2004 ergaben Computerberechnungen, dass die lang bekannte Kristallstruktur von Aspirin („Form I“) zwar durchaus eine der stabilsten Formen ist, daneben aber noch eine weitere, ebenso stabile Variante existieren sollte, die es noch zu entdecken galt – eine große Herausforderung für Wissenschaftler auf diesem Gebiet. Der Unterschied zwischen den vorgeschlagenen Strukturen ist gering: Beide enthalten identischer Schichten aus paarweise angeordneten Molekülen, diese Schichten sind jedoch in den beiden Strukturen unterschiedlich zueinander angeordnet. 2005 vermeldeten Forscher in den USA dann, diese vorhergesagte Struktur („Form II“) entdeckt zu haben. Nur ein Artefakt?

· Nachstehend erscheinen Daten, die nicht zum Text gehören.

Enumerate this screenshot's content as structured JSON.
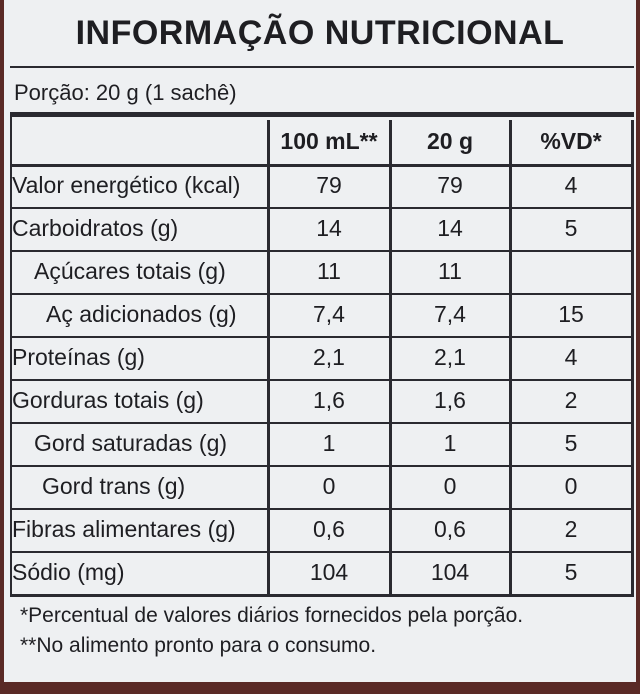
{
  "title": "INFORMAÇÃO NUTRICIONAL",
  "portion": "Porção: 20 g (1 sachê)",
  "table": {
    "columns": [
      "100 mL**",
      "20 g",
      "%VD*"
    ],
    "rows": [
      [
        "Valor energético (kcal)",
        "79",
        "79",
        "4"
      ],
      [
        "Carboidratos (g)",
        "14",
        "14",
        "5"
      ],
      [
        "Açúcares totais (g)",
        "11",
        "11"
      ],
      [
        "Aç adicionados (g)",
        "7,4",
        "7,4",
        "15"
      ],
      [
        "Proteínas (g)",
        "2,1",
        "2,1",
        "4"
      ],
      [
        "Gorduras totais (g)",
        "1,6",
        "1,6",
        "2"
      ],
      [
        "Gord saturadas (g)",
        "1",
        "1",
        "5"
      ],
      [
        "Gord trans (g)",
        "0",
        "0",
        "0"
      ],
      [
        "Fibras alimentares (g)",
        "0,6",
        "0,6",
        "2"
      ],
      [
        "Sódio (mg)",
        "104",
        "104",
        "5"
      ]
    ]
  },
  "footnotes": [
    "*Percentual de valores diários fornecidos pela porção.",
    "**No alimento pronto para o consumo."
  ]
}
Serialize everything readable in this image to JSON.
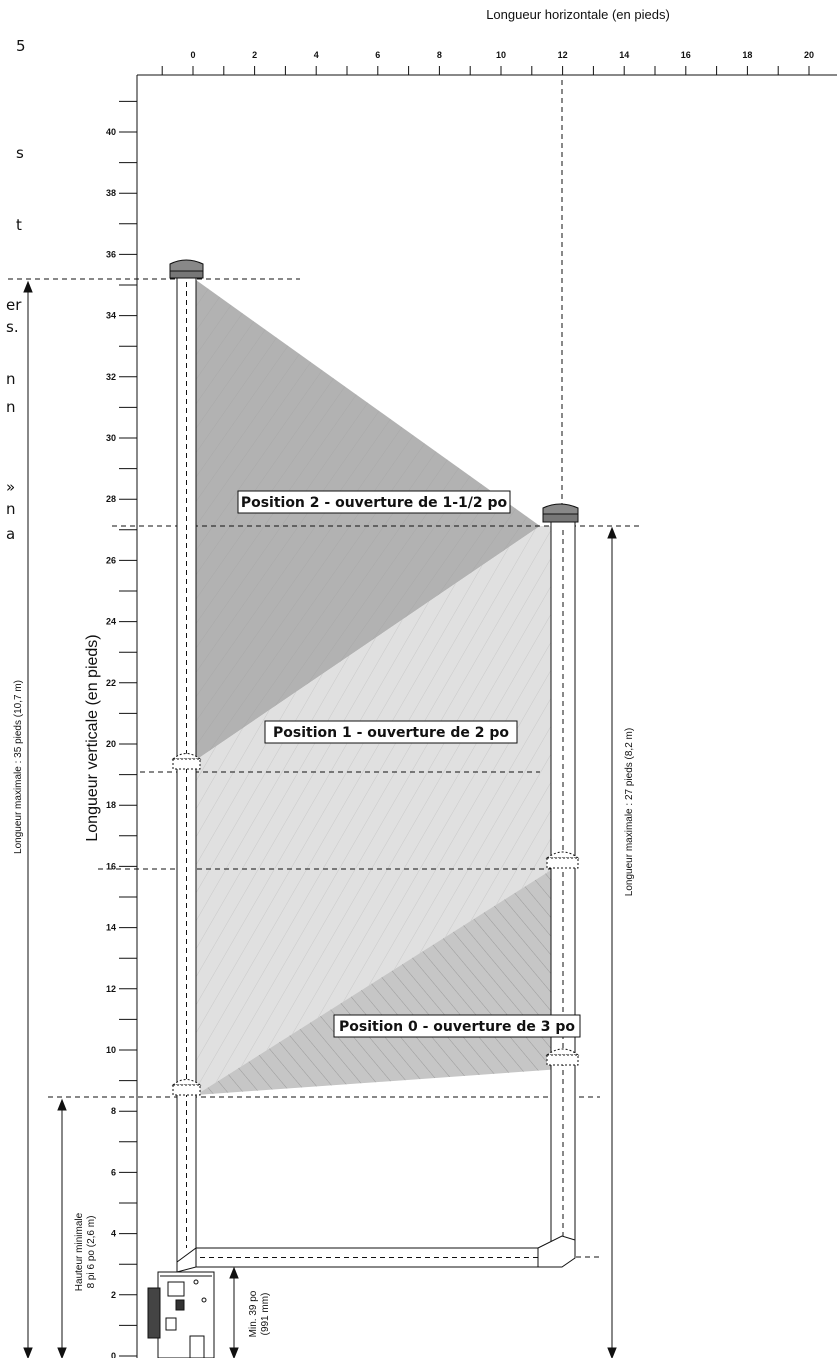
{
  "axes": {
    "x_title": "Longueur horizontale (en pieds)",
    "y_title": "Longueur verticale (en pieds)",
    "x_ticks": [
      "0",
      "2",
      "4",
      "6",
      "8",
      "10",
      "12",
      "14",
      "16",
      "18",
      "20"
    ],
    "y_ticks": [
      "0",
      "2",
      "4",
      "6",
      "8",
      "10",
      "12",
      "14",
      "16",
      "18",
      "20",
      "22",
      "24",
      "26",
      "28",
      "30",
      "32",
      "34",
      "36",
      "38",
      "40"
    ]
  },
  "zones": {
    "position_2": "Position 2 -  ouverture de 1-1/2 po",
    "position_1": "Position 1 - ouverture de 2 po",
    "position_0": "Position 0 - ouverture de 3 po"
  },
  "dimensions": {
    "left_max": "Longueur maximale : 35 pieds (10,7 m)",
    "right_max": "Longueur maximale : 27 pieds (8,2 m)",
    "min_height_line1": "Hauteur minimale",
    "min_height_line2": "8 pi 6 po (2,6 m)",
    "min_line1": "Min. 39 po",
    "min_line2": "(991 mm)"
  },
  "cut_text_fragments": [
    "5",
    "s",
    "t",
    "er",
    "s.",
    "n",
    "n",
    "»",
    "n",
    "a"
  ]
}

Bond, Boese und Desiraju, die Aspirin-Kristalle sehr genau untersucht haben, können die Angelegenheit nun aufklären: „Aspirin hat die Tendenz, in einer ungewöhnlichen ineinandergewachsenen Struktur zu kristallisieren. Im selben Einkristall finden sich beide Schichtanordnungen nebeneinander.“ Die Verteilung und das Verhältnis der Domänen sind variabel, aber eingeschränkt. Während es eine reine Form I gibt, ließen sich bisher nur Kristalle gewinnen, die maximal 85% von Form II enthalten. Das Verhältnis der Domänen innerhalb der Kristalle von Chargen, die unter den gleichen Bedigungen hergestellt wurden, scheint dabei in etwa konstant zu sein.

Dieser ungewöhnliche Befund wirft grundlegende Prinzipien über den Haufen und fordert neue Begrifflichkeiten: Unter „Polymorphie“ verstand der Chemiker bisher, dass ein Molekül entweder die eine oder die andere Packungsanordnung im kristallinen Zustand annehmen kann, ein Einkristall einer bestimmten chemischen Substanz ist entweder das eine oder das andere Polymorph. Aspirin ist der erste Fall, in dem zwei verschiedene „polymorphe“ Schichtanordnungen innerhalb eines Einkristalls existieren. Ist Aspirin also polymorph oder nicht? Sollte die Definition von Polymorphie aktualisiert werden? Solche Fragen sind nicht nur philosophischer Natur, sondern können handfeste patenrechtliche Auswirkungen haben: Jedes Polymorph einer Verbindung wird nämlich als einzelner Patentgegenstand gesondert betrachtet.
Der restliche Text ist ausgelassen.